Le fonds de pension des enseignants de l’Ontario, Ontario Teachers’ Pension Plan et Thoma Bravo LLC ont indiqué qu’ils allaient racheter le groupe américain Riverbed pour un montant de 3,6 milliards de dollars, rapporte l’agence Reuters. Depuis un peu plus d’un an, le principal actionnaire de Riverbed, Elliott Management, pousse Riverbed à la vente en raison d’un ralentissement de son activité et des difficultés rencontrées pour intégrer Opnet, une société de logiciels rachetée en 2012 pour environ 1 milliard de dollars.

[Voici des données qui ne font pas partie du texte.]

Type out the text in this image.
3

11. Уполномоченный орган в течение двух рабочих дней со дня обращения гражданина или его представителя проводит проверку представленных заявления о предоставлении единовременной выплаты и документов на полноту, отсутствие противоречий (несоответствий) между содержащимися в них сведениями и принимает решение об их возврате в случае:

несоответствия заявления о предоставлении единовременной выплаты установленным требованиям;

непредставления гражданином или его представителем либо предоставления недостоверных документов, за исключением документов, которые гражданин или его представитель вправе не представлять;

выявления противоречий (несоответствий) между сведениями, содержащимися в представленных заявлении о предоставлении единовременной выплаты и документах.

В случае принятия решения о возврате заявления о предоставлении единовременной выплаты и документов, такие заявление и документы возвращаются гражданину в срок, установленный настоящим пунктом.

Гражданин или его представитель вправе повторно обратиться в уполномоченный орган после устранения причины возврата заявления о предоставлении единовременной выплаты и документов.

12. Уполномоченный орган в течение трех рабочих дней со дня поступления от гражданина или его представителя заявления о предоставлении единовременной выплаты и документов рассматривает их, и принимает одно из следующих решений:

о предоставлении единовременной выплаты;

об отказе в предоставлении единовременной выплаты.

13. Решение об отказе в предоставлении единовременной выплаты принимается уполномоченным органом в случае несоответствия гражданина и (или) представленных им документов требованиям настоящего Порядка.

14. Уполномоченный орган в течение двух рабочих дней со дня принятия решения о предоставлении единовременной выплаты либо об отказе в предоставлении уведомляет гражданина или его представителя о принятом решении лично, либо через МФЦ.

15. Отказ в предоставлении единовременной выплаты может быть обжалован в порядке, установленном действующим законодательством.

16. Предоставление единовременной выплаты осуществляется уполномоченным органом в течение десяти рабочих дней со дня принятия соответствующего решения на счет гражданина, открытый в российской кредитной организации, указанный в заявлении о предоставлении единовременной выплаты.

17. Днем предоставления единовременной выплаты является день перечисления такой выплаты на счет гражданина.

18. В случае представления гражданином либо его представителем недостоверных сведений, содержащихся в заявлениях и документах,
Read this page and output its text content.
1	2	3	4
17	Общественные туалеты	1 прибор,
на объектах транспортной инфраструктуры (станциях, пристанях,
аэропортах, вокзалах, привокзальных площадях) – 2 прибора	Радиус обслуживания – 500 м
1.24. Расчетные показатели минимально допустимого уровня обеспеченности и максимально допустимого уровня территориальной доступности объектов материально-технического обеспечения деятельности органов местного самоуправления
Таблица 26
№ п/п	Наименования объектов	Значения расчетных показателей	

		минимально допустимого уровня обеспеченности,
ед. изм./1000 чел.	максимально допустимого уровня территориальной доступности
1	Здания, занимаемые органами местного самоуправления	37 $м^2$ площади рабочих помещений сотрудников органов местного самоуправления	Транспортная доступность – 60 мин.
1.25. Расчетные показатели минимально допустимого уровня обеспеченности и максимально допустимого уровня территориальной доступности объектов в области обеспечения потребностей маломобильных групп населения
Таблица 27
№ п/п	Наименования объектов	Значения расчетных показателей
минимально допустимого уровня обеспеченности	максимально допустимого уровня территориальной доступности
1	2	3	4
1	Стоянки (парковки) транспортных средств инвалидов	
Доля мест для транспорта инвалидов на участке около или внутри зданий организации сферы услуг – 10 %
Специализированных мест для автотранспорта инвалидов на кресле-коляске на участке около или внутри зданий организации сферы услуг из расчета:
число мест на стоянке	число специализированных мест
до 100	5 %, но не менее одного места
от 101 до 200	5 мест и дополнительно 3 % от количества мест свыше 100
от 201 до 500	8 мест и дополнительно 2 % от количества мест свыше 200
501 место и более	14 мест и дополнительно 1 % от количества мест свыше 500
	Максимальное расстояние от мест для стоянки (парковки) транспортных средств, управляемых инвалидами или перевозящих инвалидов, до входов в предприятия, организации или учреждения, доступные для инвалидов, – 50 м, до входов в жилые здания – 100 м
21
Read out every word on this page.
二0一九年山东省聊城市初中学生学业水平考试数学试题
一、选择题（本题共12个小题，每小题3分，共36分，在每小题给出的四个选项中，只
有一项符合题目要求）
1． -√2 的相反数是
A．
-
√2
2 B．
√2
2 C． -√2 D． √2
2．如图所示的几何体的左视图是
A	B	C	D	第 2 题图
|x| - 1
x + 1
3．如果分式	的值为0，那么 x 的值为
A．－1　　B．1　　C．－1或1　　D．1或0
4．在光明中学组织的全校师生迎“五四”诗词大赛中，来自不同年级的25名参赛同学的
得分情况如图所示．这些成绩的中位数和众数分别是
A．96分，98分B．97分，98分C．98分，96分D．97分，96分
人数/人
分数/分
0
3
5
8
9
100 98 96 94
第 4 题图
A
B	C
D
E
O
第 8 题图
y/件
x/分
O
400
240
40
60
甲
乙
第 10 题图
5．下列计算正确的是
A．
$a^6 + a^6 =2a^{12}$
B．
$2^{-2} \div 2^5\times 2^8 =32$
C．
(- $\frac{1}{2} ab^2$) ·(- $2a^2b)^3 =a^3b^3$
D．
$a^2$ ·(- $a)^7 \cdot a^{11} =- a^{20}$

L’offre de 21 dollars par action en cash représente une prime de 12% par rapport au cours de clôture de Riverbed le 12 décembre.
Le fonds de pension coréen NPS (National Pension Service) envisage d’ouvrir un bureau à Hong Kong ou Singapour dans le courant de l’année prochaine, rapporte Asian Investor.Le fonds de pension, dont les actifs sous gestion s’élèvent à environ 455 milliards de dollars, a par ailleurs présenté en interne un plan quinquennal qui prévoit une amélioration de son approche d’investissement, de sa gestion des risques et de ses infrastructures internes.La proportion des actifs sous gestion investis à l’international devrait notamment passer de 20% actuellement à 25% d’ici à 2019. Les investissements dans les actions globales devraient notamment passer de 11,3% (soit 45,5 milliards de dollars) cette année à au moins 15%, soit 110 milliards de dollars, d’ici à 2019.
L’Association française des investisseurs institutionnels (AF2I) vient de publier le n°38 de la publication dédiée à ses adhérents dans laquelle elle fait notamment le point sur l’actualité des groupes de travail et clubs. Parmi lesquels figure le nouveau club de réflexion ''Economie de la gestion d’actifs’’. «Ce dernier vise à permettre aux adhérents qui le souhaitent, de pouvoir s’informer et échanger régulièrement sur les différents aspects macro-économiques et micro-économiques de la gestion d’actifs, des thèmes d’actualité sans oublier tout ce qu’il faut savoir pour négocier un partenariat équilibré avec son gérant», rappelle l’AF2I.Par ailleurs, l’Association revient sur l'état d’avancement de ses guides, dont celui portant sur les Mandats et Fonds dédiés. «Les travaux de relecture seront sans doute achevés avant la fin de l’année», note l’AF2I qui envisage de joindre, par la suite, à ce guide, un modèle de mandat-type servant d’exemple et d’illustration aux meilleures pratiques retenues.De la même façon, le guide AF2I/AFIC sur l’investissement en non coté est proche de son aboutissement, note l’association, une parution étant envisagée au cours du premier trimestre 2015.En revanche, la date de parution du guide OPCI a pris du retard «compte tenu des effets de la transposition de la directive AIFM, de la trêve estivale et des travaux de parachèvement du plan de comptes de l’OPCI menés à l’ANC», explique l’AF2I. Une nouvelle série de réunions de travail est prévue à partir de ce mois de décembre pour réaliser une relecture du texte produit par le groupe à la lumière des derniers événements, en vue d’une parution au premier semestre 2015.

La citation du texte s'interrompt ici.